Außerdem schließt die Ukraine nicht aus, in Verhandlungen mit Russland auch über eine mögliche Neutralität des Landes zu sprechen. Der außenpolitische Berater von Selenskyj, Ihor Tschowka, zeigte sich gesprächsbereit. "Solche Fragen ließen sich in Verhandlungen diskutieren, das ist durchaus möglich", sagte er am Dienstagabend den ARD-"Tagesthemen". Dennoch schränkte er ein:
Ukraine schließt Debatte über neutralen Status nicht aus
Nur durch ein Treffen des russischen Präsidenten Wladimir Putin mit Selenskyj seien ernsthafte Verhandlungen über eine Neutralität der Ukraine möglich, betonte Selenskyjs Berater Tschowka. Selenskyj sei dazu bereit. Leider bestehe auf russischer Seite dazu keine Bereitschaft.

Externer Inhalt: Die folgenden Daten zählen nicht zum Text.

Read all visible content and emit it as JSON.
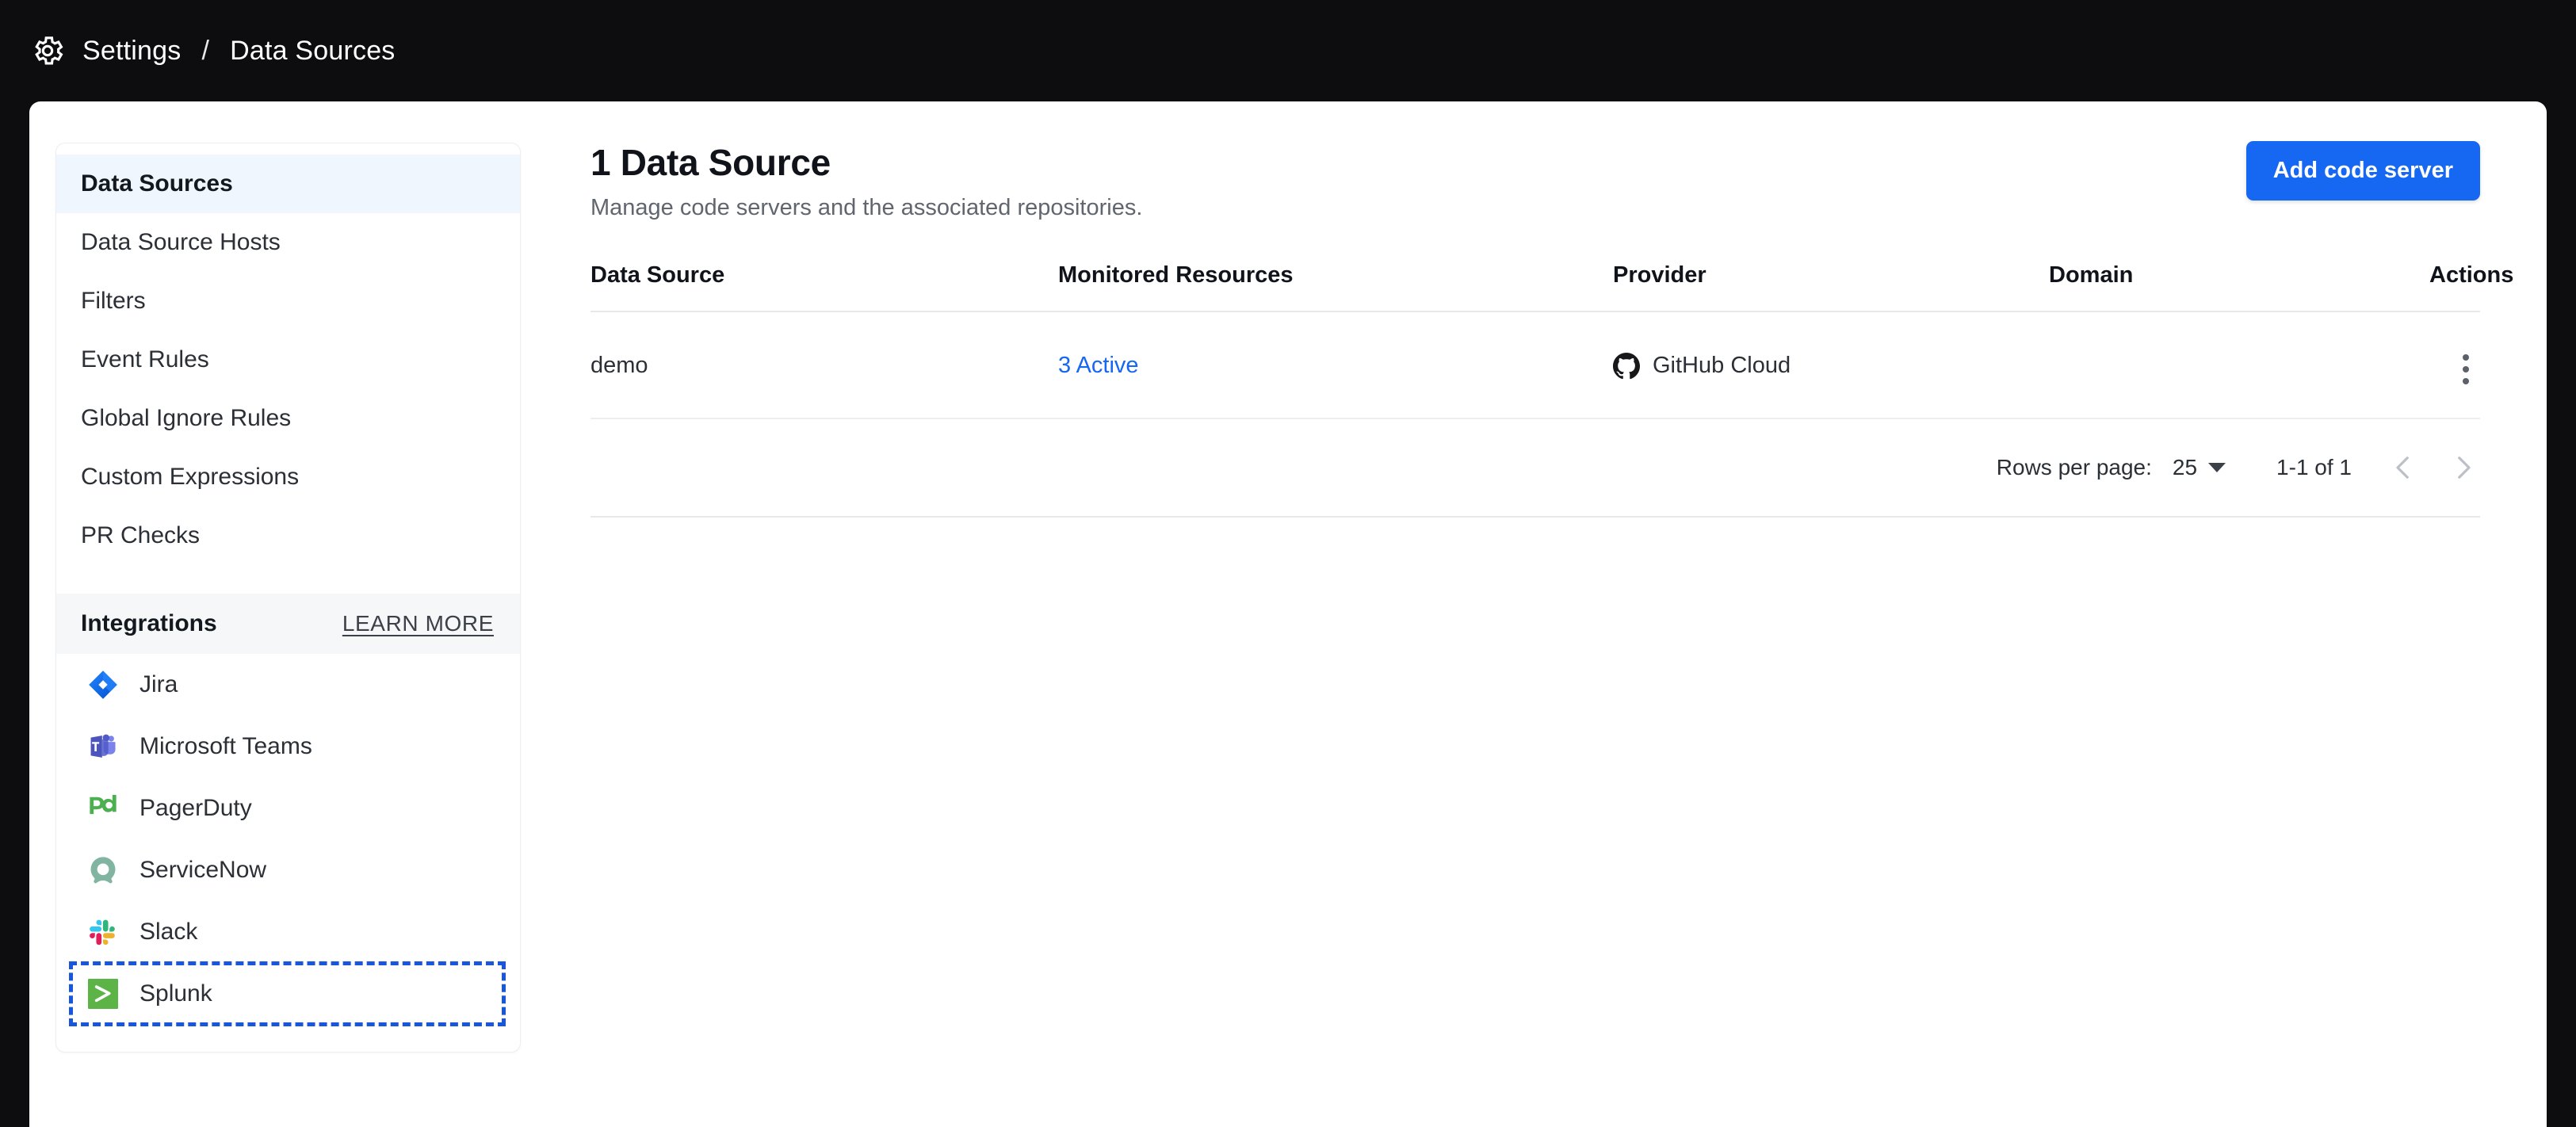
{
  "breadcrumb": {
    "icon": "gear-icon",
    "root": "Settings",
    "separator": "/",
    "current": "Data Sources"
  },
  "sidebar": {
    "items": [
      {
        "label": "Data Sources",
        "active": true
      },
      {
        "label": "Data Source Hosts",
        "active": false
      },
      {
        "label": "Filters",
        "active": false
      },
      {
        "label": "Event Rules",
        "active": false
      },
      {
        "label": "Global Ignore Rules",
        "active": false
      },
      {
        "label": "Custom Expressions",
        "active": false
      },
      {
        "label": "PR Checks",
        "active": false
      }
    ],
    "integrations": {
      "title": "Integrations",
      "learn_more": "LEARN MORE",
      "items": [
        {
          "label": "Jira",
          "icon": "jira-icon",
          "highlighted": false
        },
        {
          "label": "Microsoft Teams",
          "icon": "microsoft-teams-icon",
          "highlighted": false
        },
        {
          "label": "PagerDuty",
          "icon": "pagerduty-icon",
          "highlighted": false
        },
        {
          "label": "ServiceNow",
          "icon": "servicenow-icon",
          "highlighted": false
        },
        {
          "label": "Slack",
          "icon": "slack-icon",
          "highlighted": false
        },
        {
          "label": "Splunk",
          "icon": "splunk-icon",
          "highlighted": true
        }
      ]
    }
  },
  "main": {
    "title": "1 Data Source",
    "subtitle": "Manage code servers and the associated repositories.",
    "add_button": "Add code server",
    "table": {
      "columns": [
        "Data Source",
        "Monitored Resources",
        "Provider",
        "Domain",
        "Actions"
      ],
      "rows": [
        {
          "data_source": "demo",
          "monitored_resources": "3 Active",
          "provider": "GitHub Cloud",
          "provider_icon": "github-icon",
          "domain": "",
          "actions_icon": "kebab-menu-icon"
        }
      ]
    },
    "pagination": {
      "rows_per_page_label": "Rows per page:",
      "rows_per_page_value": "25",
      "range": "1-1 of 1",
      "prev_icon": "chevron-left-icon",
      "next_icon": "chevron-right-icon"
    }
  },
  "colors": {
    "page_background": "#0d0d0f",
    "accent_blue": "#1667f2",
    "active_nav_background": "#eff6fe",
    "highlight_outline": "#1a56db",
    "splunk_green": "#5cb346"
  }
}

"Wir brauchen deshalb strikte Garantien, damit eine solche Situation nie wieder eintreten kann", fügte er hinzu. "Wir sind ja nicht die Aggressoren, wir werden nie die Angreifer sein." Am Donnerstag wollen sich der ukrainische Außenminister Dmytro Kuleba und sein russischer Kollege Sergej Lawrow im türkischen Antalya treffen.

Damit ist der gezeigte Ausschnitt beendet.